Alors que le pays a récemment renforcé sa législation anti-LGBT+, le parquet de Pikine-Guédiawaye a annoncé la clôture de l'instruction visant plus d'une centaine de personnes interpellées ces derniers mois.
Dans un communiqué publié vendredi soir, le procureur de la République près le tribunal de grande instance de Pikine-Guédiawaye (région de Dakar), Saliou Dicko, a annoncé le renvoi de 71 hommes devant un tribunal pour « actes contre nature » et « association de malfaiteurs ».
Au terme de l'instruction, 28 autres inculpés ont bénéficié d'un non-lieu total. Parmi eux figure un ressortissant français, un ingénieur d'une trentaine d'années résidant à Dakar et placé en détention provisoire depuis le 14 février dernier.
Abandon des accusations liées au VIH
Ces arrestations massives — plus d'une centaine au total au cours des derniers mois — s'inscrivaient dans un climat social empreint d'un rejet clair du phénomène de de l’homosexualité. Plusieurs personnalités locales figuraient parmi les prévenus, dont certains étaient publiquement accusés d'avoir transmis volontairement le virus du sida.
Sur ce volet, le juge d'instruction a prononcé un non-lieu général : les charges de « mise en danger de la vie d'autrui » et de « transmission volontaire du VIH/SIDA » ont toutes été abandonnées faute de fondement légal ou factuel retenu à ce stade.
Toutefois, ce dossier judiciaire est loin d'être clos. Le ministère public, qui avait initialement requis le renvoi de l'ensemble des suspects pour toutes les infractions visées, a immédiatement interjeté appel de la décision de non-lieu. Un nouveau réexamen du dossier devrait avoir lieu d'ici quelques semaines.
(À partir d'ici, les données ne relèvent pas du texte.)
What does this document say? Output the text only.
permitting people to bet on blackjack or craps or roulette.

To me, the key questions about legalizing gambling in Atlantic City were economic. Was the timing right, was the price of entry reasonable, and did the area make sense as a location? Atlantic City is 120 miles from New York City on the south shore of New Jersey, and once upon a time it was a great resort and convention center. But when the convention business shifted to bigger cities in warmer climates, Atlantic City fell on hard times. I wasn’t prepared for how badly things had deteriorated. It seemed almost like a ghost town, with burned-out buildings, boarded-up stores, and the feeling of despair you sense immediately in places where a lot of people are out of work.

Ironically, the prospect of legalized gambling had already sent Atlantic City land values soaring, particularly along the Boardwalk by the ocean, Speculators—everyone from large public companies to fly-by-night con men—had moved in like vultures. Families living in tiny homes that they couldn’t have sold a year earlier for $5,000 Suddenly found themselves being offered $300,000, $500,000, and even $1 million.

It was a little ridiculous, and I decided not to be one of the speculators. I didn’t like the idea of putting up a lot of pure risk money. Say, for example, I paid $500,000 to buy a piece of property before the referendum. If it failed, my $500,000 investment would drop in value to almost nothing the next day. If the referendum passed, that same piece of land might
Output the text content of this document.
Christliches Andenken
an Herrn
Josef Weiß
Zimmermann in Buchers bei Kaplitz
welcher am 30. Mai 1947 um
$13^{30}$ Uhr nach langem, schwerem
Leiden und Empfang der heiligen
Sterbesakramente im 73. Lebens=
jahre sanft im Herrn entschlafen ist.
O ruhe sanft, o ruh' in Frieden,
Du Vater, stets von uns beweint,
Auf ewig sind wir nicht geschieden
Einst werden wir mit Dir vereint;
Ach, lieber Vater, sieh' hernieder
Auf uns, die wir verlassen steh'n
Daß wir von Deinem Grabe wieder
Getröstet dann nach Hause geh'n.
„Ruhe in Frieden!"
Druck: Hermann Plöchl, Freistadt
Un durcissement législatif sur le continent
Cette affaire intervient quelques mois après le vote, en mars dernier, d'une nouvelle loi renforçant la pénalisation de l'homosexualité au Sénégal. Le texte a doublé les sanctions encourues, portant désormais les peines de prison de cinq à dix ans pour toute relation homosexuelle.
Le Sénégal s'inscrit dans une dynamique régionale de rejet de la pratique jugée contre-nature. Plusieurs États d'Afrique de l'Ouest ont promulgué des textes durcissant la criminalisation des relations intimes entre partenaires de même sexe. À l'échelle du continent africain, seule une vingtaine de pays sur 54 ne pénalisent pas légalement l'homosexualité.